The Rocco Dahlia is the best choice if you want a unique flower to bring a whimsical element to your garden.

These blossoms look like perfectly circular pom poms with fluffy petals that create a voluptuous appearance. They have a rich red wine color and sometimes a light yellow center, which is a favorable contrast for many.

Unlike most varieties, these don’t want constant, full sun. So if you have a shady garden, these will still thrive. These blossoms are common in flower arrangements because of their striking appearance and charming purple color.

‘Striped Ambition’

'Striped Ambition'
‘Striped Ambition’ has bright purple flowers with purple stripes along the petals.
Scientific Name: Dahlia ‘Striped Ambition’
  • ​​Plant Type: Perennial
  • Geographic Origin: North America
  • Plant Size: 4’
  • Sun Exposure: Full sun
  • Plant Zone: 3-10

As the common name suggests, ‘Striped Ambition’ has stripes of purple along its pointy petals. This blossom looks like a bright purple sea urchin with velvety petals.

It sticks out even among other stunning plants, so it’s a perfect statement flower to have in your garden or place in your front yard. Many people love the deep purple Dahlias, but if you want something more bright and cheery, this variety is both noticeable and joyful.

Sometimes they start as a hot pink and then transform into a happy purple, so you can watch this magical change as they flower.

‘Thomas Edison’

'Thomas Edison'
‘Thomas Edison’ blooms with rich plum flowers, turning into maroon at the edges of the petals.
Scientific Name: Dahlia ‘Thomas Edison’
  • ​​Plant Type: Perennial, Annual in zones 3-7
  • Geographic Origin: United States
  • Plant Size: 3’- 4’
  • Sun Exposure: Full sun
  • Plant Zone: 3-11

‘Thomas Edison’ is one of the most popular purple varieties, but it’s unclear why the name references the famous American inventor. Nevertheless, the flower is dazzling. The petals are a rich plum color that fades on the edges to a deep maroon.

They grow tall, so making them stand out among a sea of flowers is easy. And they’re hardy flowers.

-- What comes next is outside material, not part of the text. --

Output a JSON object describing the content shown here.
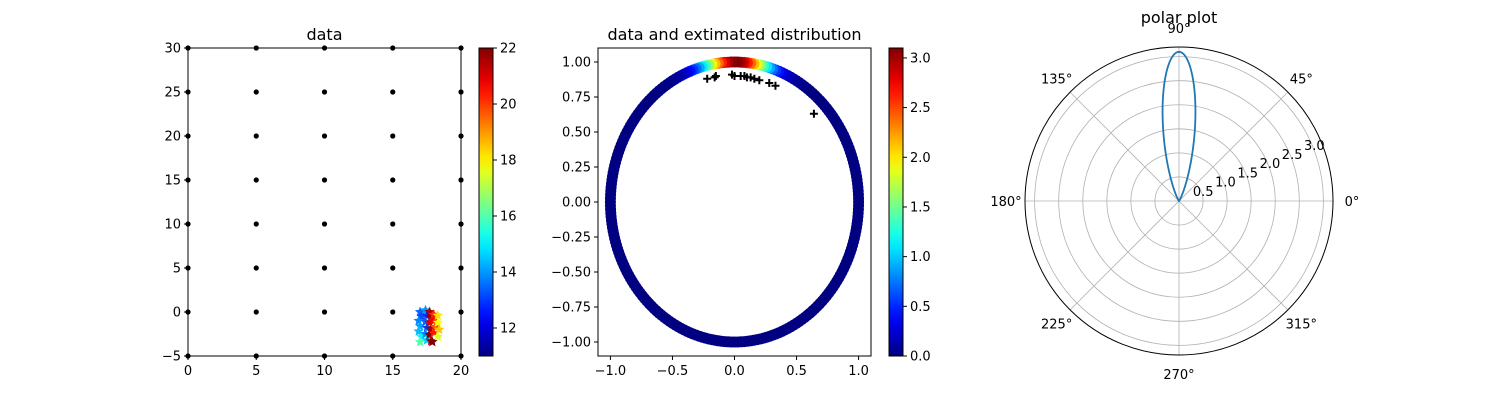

They should technically grow as an annual in zones 3 through 7, but skilled gardeners can protect the bulbs from frost and keep them as perennials in less-than-ideal climates.

Final Thoughts

You can plant a Dahlia the color of your favorite wine or opt for one of the dainty purple Dahlias that make your garden whimsical and inviting. From lavender to plum and deeper purple, Dahlias come in a fabulous range of colors. Adding a few differently colored dahlias with purple blooms will help add visual interest to your garden, and give you a perennial flower you can keep for years to come.